Outras substâncias presentes na cannabis estão sendo estudadas para esse fim, incluindo o CBC (canabicromeno) e o CBG (canabigerol), que demonstraram propriedades anti-inflamatórias e efeitos benéficos na homeostase do tecido adiposo em modelos animais.

Situação legal e uso clínico no Brasil

  • No Brasil, o uso de canabinoides como opção terapêutica para obesidade ainda é considerado off-label, ou seja, fora das indicações expressas na bula. Contudo, a Resolução CFM 2.324/2022 permite que médicos prescrevam substâncias canabinoides para qualquer condição que julguem clinicamente justificável, desde que o paciente esteja devidamente informado e acompanhado.

    A RDC nº 660/2022 da Anvisa regula a importação de produtos à base de cannabis para uso medicinal, exigindo receita especial e cadastro prévio. Pacientes com obesidade e complicações metabólicas, como diabetes tipo 2, esteatose hepática e síndrome do ovário policístico, já têm sido beneficiados por abordagens com canabinoides.
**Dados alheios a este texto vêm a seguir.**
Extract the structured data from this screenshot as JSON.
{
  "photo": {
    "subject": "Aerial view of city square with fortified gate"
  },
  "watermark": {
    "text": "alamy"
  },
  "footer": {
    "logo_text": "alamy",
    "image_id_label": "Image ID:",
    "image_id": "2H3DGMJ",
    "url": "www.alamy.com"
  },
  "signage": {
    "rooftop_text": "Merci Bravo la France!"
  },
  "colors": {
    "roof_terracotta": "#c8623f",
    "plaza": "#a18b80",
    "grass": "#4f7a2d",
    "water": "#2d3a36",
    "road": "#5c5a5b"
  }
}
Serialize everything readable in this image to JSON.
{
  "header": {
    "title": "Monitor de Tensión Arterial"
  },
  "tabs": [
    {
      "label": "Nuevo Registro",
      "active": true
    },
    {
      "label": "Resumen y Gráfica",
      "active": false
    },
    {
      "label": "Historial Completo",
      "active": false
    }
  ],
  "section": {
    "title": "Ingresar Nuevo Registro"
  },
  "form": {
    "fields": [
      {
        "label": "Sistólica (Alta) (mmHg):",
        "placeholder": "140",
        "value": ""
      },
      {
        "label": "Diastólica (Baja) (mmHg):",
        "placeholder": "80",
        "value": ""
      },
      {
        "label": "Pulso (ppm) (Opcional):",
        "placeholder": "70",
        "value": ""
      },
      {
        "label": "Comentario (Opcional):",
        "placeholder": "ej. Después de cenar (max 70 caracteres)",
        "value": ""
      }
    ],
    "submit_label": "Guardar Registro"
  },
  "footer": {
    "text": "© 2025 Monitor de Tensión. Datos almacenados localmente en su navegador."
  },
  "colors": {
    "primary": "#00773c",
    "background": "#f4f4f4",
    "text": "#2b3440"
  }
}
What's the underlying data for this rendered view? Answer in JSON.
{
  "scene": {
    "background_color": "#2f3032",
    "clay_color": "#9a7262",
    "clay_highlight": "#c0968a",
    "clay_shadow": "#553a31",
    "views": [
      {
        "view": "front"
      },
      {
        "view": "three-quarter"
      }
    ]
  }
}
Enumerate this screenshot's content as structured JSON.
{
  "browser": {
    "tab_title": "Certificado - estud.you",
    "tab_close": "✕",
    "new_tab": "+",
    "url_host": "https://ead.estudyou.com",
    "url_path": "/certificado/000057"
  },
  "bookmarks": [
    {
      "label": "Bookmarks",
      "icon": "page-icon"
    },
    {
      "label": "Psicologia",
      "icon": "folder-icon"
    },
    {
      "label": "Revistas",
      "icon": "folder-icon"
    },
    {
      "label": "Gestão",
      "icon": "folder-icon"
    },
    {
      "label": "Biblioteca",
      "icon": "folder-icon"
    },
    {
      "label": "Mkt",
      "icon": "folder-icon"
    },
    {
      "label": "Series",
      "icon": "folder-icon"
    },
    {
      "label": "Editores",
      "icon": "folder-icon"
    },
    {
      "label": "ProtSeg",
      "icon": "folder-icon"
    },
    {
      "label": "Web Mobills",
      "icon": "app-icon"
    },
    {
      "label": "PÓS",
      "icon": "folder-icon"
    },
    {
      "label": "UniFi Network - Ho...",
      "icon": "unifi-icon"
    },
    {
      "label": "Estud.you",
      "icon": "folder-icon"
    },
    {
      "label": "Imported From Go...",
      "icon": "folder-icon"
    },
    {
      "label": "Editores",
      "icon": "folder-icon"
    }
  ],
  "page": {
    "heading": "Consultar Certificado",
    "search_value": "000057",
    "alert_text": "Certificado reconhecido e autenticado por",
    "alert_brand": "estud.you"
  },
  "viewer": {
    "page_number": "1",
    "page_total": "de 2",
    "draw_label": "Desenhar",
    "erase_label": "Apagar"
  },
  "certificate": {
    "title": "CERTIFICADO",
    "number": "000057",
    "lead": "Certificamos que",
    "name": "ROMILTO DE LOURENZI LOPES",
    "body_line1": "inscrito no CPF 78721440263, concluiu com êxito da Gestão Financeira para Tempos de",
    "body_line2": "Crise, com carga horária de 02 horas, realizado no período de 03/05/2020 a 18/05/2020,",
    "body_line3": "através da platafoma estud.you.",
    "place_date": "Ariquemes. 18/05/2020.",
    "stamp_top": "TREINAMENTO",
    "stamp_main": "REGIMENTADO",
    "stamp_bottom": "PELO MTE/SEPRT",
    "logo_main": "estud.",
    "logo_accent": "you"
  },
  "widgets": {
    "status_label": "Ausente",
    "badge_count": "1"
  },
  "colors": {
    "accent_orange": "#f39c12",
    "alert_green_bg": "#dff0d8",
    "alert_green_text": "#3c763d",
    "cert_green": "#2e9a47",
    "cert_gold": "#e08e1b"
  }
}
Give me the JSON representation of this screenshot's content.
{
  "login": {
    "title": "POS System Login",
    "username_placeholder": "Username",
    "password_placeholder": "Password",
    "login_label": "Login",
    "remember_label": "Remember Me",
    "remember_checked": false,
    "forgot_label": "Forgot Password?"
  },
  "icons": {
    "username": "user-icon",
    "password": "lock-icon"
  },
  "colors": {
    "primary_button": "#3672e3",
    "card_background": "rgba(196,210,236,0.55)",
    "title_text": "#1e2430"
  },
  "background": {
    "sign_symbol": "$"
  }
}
    A Cannacloud atua como facilitadora desse processo, conectando pacientes a médicos prescritores qualificados, oferecendo suporte na documentação e orientação legal, e acompanhando toda a etapa de importação dos produtos, de forma segura e eficiente.

A cannabis medicinal surge como uma alternativa complementar promissora no tratamento da obesidade. A ação dos canabinoides na regulação do sistema endocanabinoide pode influenciar positivamente processos como o controle do apetite, a redução da compulsão alimentar, a melhoria do metabolismo e o combate à inflamação crônica.

Embora sejam necessários mais estudos clínicos em larga escala, os dados atuais já justificam o uso medicinal em casos selecionados e sob acompanhamento especializado. Ao lado de mudanças no estilo de vida e acompanhamento multidisciplinar, a cannabis medicinal pode contribuir para a melhoria da saúde metabólica e da qualidade de vida de milhares de pessoas.